The scratch-cooking grandma trended modern in other ways; she worked full-time as an accountant when most mothers at the time didn't.  But she also valued traditional the skills she had been taught as a girl - crocheting doilies way beyond their fashionable era, scrambling my grandfather's eggs before heading off to work each morning, triple-rinsing massive amounts of collards to cook in a large pot all day, and making wonderful cornbread and biscuits, at least when her son and grandchildren were visiting. 

While I was closer to the biscuits-in-a-can grandmother, I have prided myself in cooking more like the scratch cooking, crafty one. I love the tools of the trade - pastry cutters, whisks, and elbow grease - and have used them extensively over many years of cooking for family, friends, and larger gatherings. But, as a grandmother myself now, I have grown more flexible - or maybe just tired. Anyway, my grandmother's biscuits came out fine (and took a lot less time!) with a food processor. But have it your way, just like Leta and Zona did. 

Buttermilk Biscuits

  • 2 cups flour
  • 1 tbsp baking powder
  • 1 tsp baking soda
  • 1 tsp salt
  • 5 tbsp butter, cut in little pieces (my grandmother's recipe calls for "Crisco" (shortening), which I don't use. I bet my great-grandmother used lard)
  • 3/4-1 cup buttermilk (yogurt actually works in a pinch)
  • A little more flour to roll dough out on. 

The old way: Mix together flour, baking powder, baking soda, and salt. Cut butter into little pieces and, using two knives or a pastry cutter, cut into flour until dough resembles small peas.  Stir in buttermilk, a little at a time, just till dough holds together.  Roll out on "floured board" (kitchen counter) till a little less than an inch thick. But with a biscuit cutter (round cookie cutter or glass that's been dipped in flour). Place on greased cookie sheet and bake 7-10 minutes till bottoms are brown and the rest is golden. 
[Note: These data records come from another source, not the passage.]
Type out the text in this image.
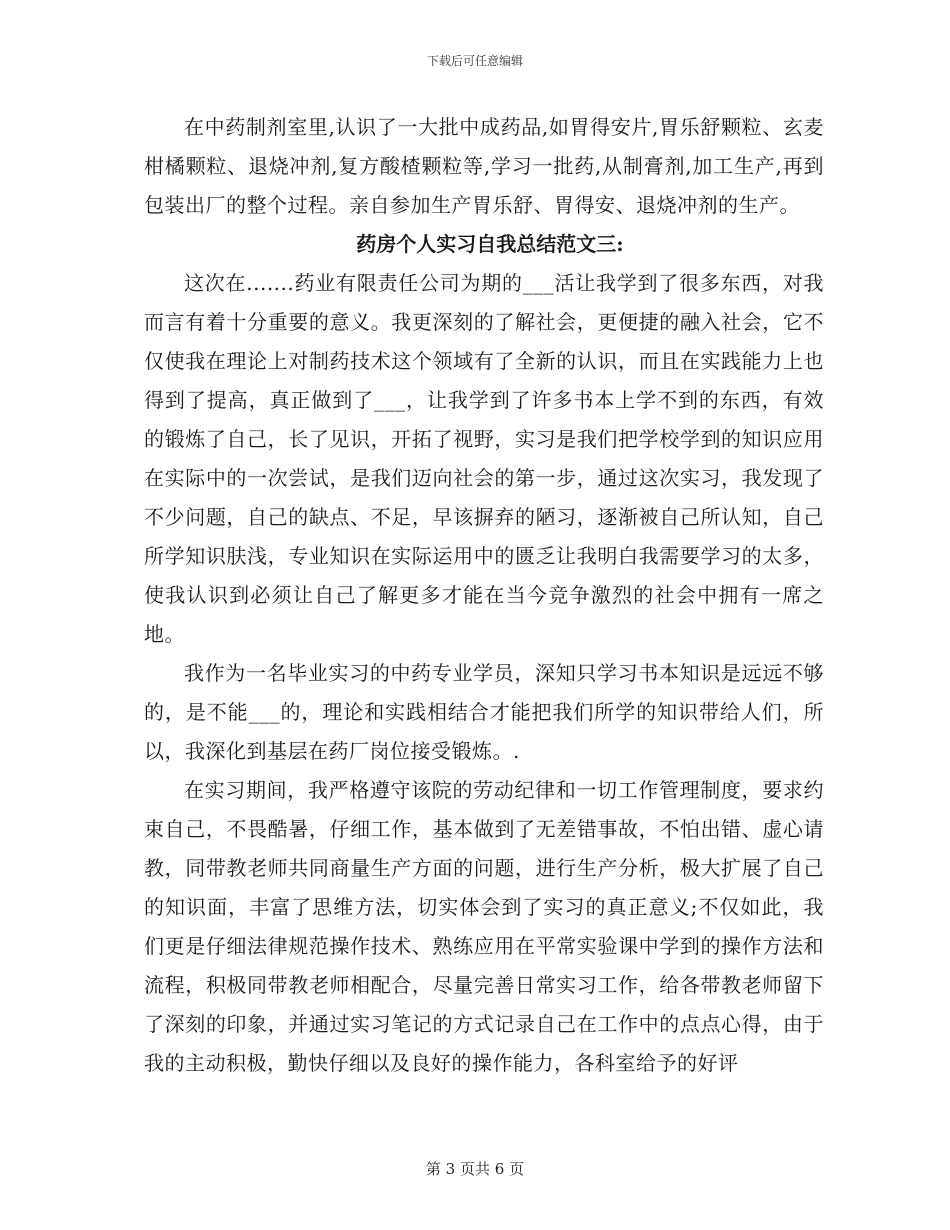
下载后可任意编辑

在中药制剂室里,认识了一大批中成药品,如胃得安片,胃乐舒颗粒、玄麦柑橘颗粒、退烧冲剂,复方酸楂颗粒等,学习一批药,从制膏剂,加工生产,再到包装出厂的整个过程。亲自参加生产胃乐舒、胃得安、退烧冲剂的生产。

药房个人实习自我总结范文三:

这次在.......药业有限责任公司为期的___活让我学到了很多东西，对我而言有着十分重要的意义。我更深刻的了解社会，更便捷的融入社会，它不仅使我在理论上对制药技术这个领域有了全新的认识，而且在实践能力上也得到了提高，真正做到了___，让我学到了许多书本上学不到的东西，有效的锻炼了自己，长了见识，开拓了视野，实习是我们把学校学到的知识应用在实际中的一次尝试，是我们迈向社会的第一步，通过这次实习，我发现了不少问题，自己的缺点、不足，早该摒弃的陋习，逐渐被自己所认知，自己所学知识肤浅，专业知识在实际运用中的匮乏让我明白我需要学习的太多，使我认识到必须让自己了解更多才能在当今竞争激烈的社会中拥有一席之地。

我作为一名毕业实习的中药专业学员，深知只学习书本知识是远远不够的，是不能___的，理论和实践相结合才能把我们所学的知识带给人们，所以，我深化到基层在药厂岗位接受锻炼。.

在实习期间，我严格遵守该院的劳动纪律和一切工作管理制度，要求约束自己，不畏酷暑，仔细工作，基本做到了无差错事故，不怕出错、虚心请教，同带教老师共同商量生产方面的问题，进行生产分析，极大扩展了自己的知识面，丰富了思维方法，切实体会到了实习的真正意义;不仅如此，我们更是仔细法律规范操作技术、熟练应用在平常实验课中学到的操作方法和流程，积极同带教老师相配合，尽量完善日常实习工作，给各带教老师留下了深刻的印象，并通过实习笔记的方式记录自己在工作中的点点心得，由于我的主动积极，勤快仔细以及良好的操作能力，各科室给予的好评

第 3 页共 6 页
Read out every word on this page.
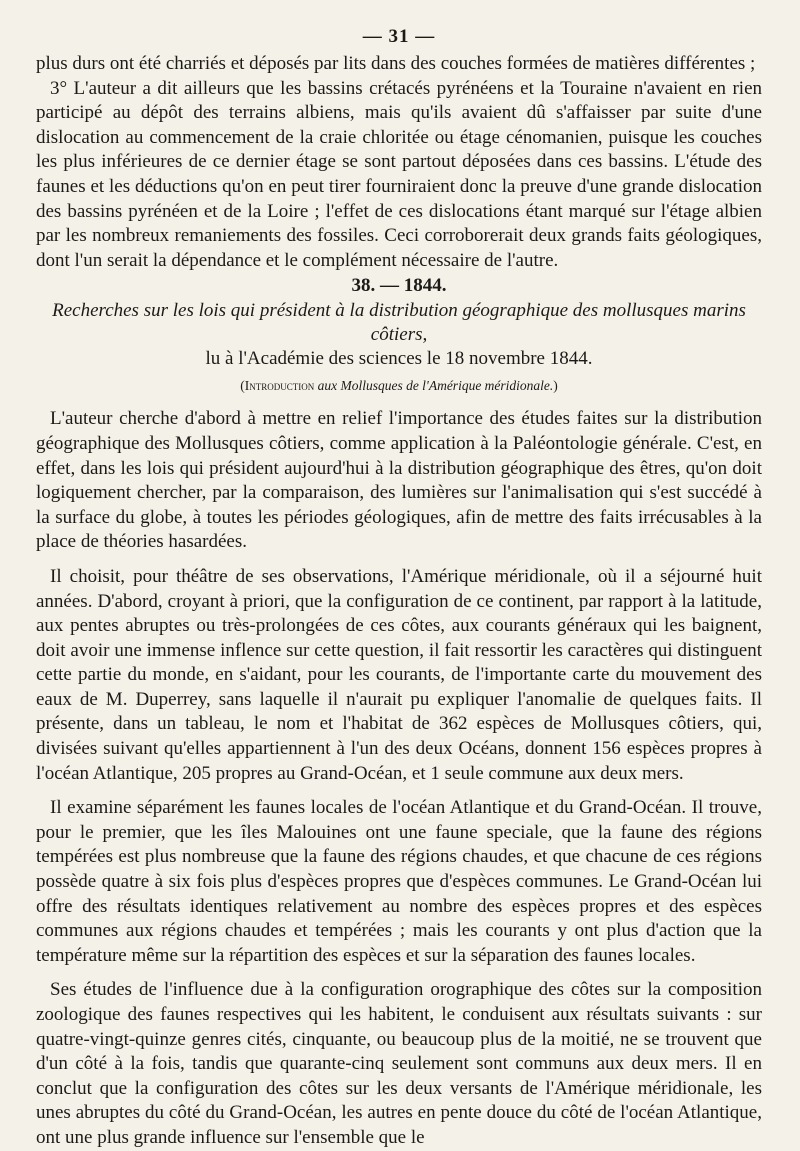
— 31 —

plus durs ont été charriés et déposés par lits dans des couches formées de matières différentes ;

3° L'auteur a dit ailleurs que les bassins crétacés pyrénéens et la Touraine n'avaient en rien participé au dépôt des terrains albiens, mais qu'ils avaient dû s'affaisser par suite d'une dislocation au commencement de la craie chloritée ou étage cénomanien, puisque les couches les plus inférieures de ce dernier étage se sont partout déposées dans ces bassins. L'étude des faunes et les déductions qu'on en peut tirer fourniraient donc la preuve d'une grande dislocation des bassins pyrénéen et de la Loire ; l'effet de ces dislocations étant marqué sur l'étage albien par les nombreux remaniements des fossiles. Ceci corroborerait deux grands faits géologiques, dont l'un serait la dépendance et le complément nécessaire de l'autre.

38. — 1844.
Recherches sur les lois qui président à la distribution géographique des mollusques marins côtiers,
lu à l'Académie des sciences le 18 novembre 1844.
(Introduction aux Mollusques de l'Amérique méridionale.)

L'auteur cherche d'abord à mettre en relief l'importance des études faites sur la distribution géographique des Mollusques côtiers, comme application à la Paléontologie générale. C'est, en effet, dans les lois qui président aujourd'hui à la distribution géographique des êtres, qu'on doit logiquement chercher, par la comparaison, des lumières sur l'animalisation qui s'est succédé à la surface du globe, à toutes les périodes géologiques, afin de mettre des faits irrécusables à la place de théories hasardées.

Il choisit, pour théâtre de ses observations, l'Amérique méridionale, où il a séjourné huit années. D'abord, croyant à priori, que la configuration de ce continent, par rapport à la latitude, aux pentes abruptes ou très-prolongées de ces côtes, aux courants généraux qui les baignent, doit avoir une immense inflence sur cette question, il fait ressortir les caractères qui distinguent cette partie du monde, en s'aidant, pour les courants, de l'importante carte du mouvement des eaux de M. Duperrey, sans laquelle il n'aurait pu expliquer l'anomalie de quelques faits. Il présente, dans un tableau, le nom et l'habitat de 362 espèces de Mollusques côtiers, qui, divisées suivant qu'elles appartiennent à l'un des deux Océans, donnent 156 espèces propres à l'océan Atlantique, 205 propres au Grand-Océan, et 1 seule commune aux deux mers.

Il examine séparément les faunes locales de l'océan Atlantique et du Grand-Océan. Il trouve, pour le premier, que les îles Malouines ont une faune speciale, que la faune des régions tempérées est plus nombreuse que la faune des régions chaudes, et que chacune de ces régions possède quatre à six fois plus d'espèces propres que d'espèces communes. Le Grand-Océan lui offre des résultats identiques relativement au nombre des espèces propres et des espèces communes aux régions chaudes et tempérées ; mais les courants y ont plus d'action que la température même sur la répartition des espèces et sur la séparation des faunes locales.

Ses études de l'influence due à la configuration orographique des côtes sur la composition zoologique des faunes respectives qui les habitent, le conduisent aux résultats suivants : sur quatre-vingt-quinze genres cités, cinquante, ou beaucoup plus de la moitié, ne se trouvent que d'un côté à la fois, tandis que quarante-cinq seulement sont communs aux deux mers. Il en conclut que la configuration des côtes sur les deux versants de l'Amérique méridionale, les unes abruptes du côté du Grand-Océan, les autres en pente douce du côté de l'océan Atlantique, ont une plus grande influence sur l'ensemble que le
New way: Put dry ingredients into food processor and give it a quick pulse. Add butter and pulse 2 or 3 times till dough looks like sand (it is too quick for me to stop at pea-size). Add buttermilk (I used just a little over 3/4 cup) and give it another quick pulse. Out it goes onto the "floured board," and the rest is the same. 

These taste best straight from the oven, second-best halved and toasted. If you really want to go Southern, drizzle with cane syrup.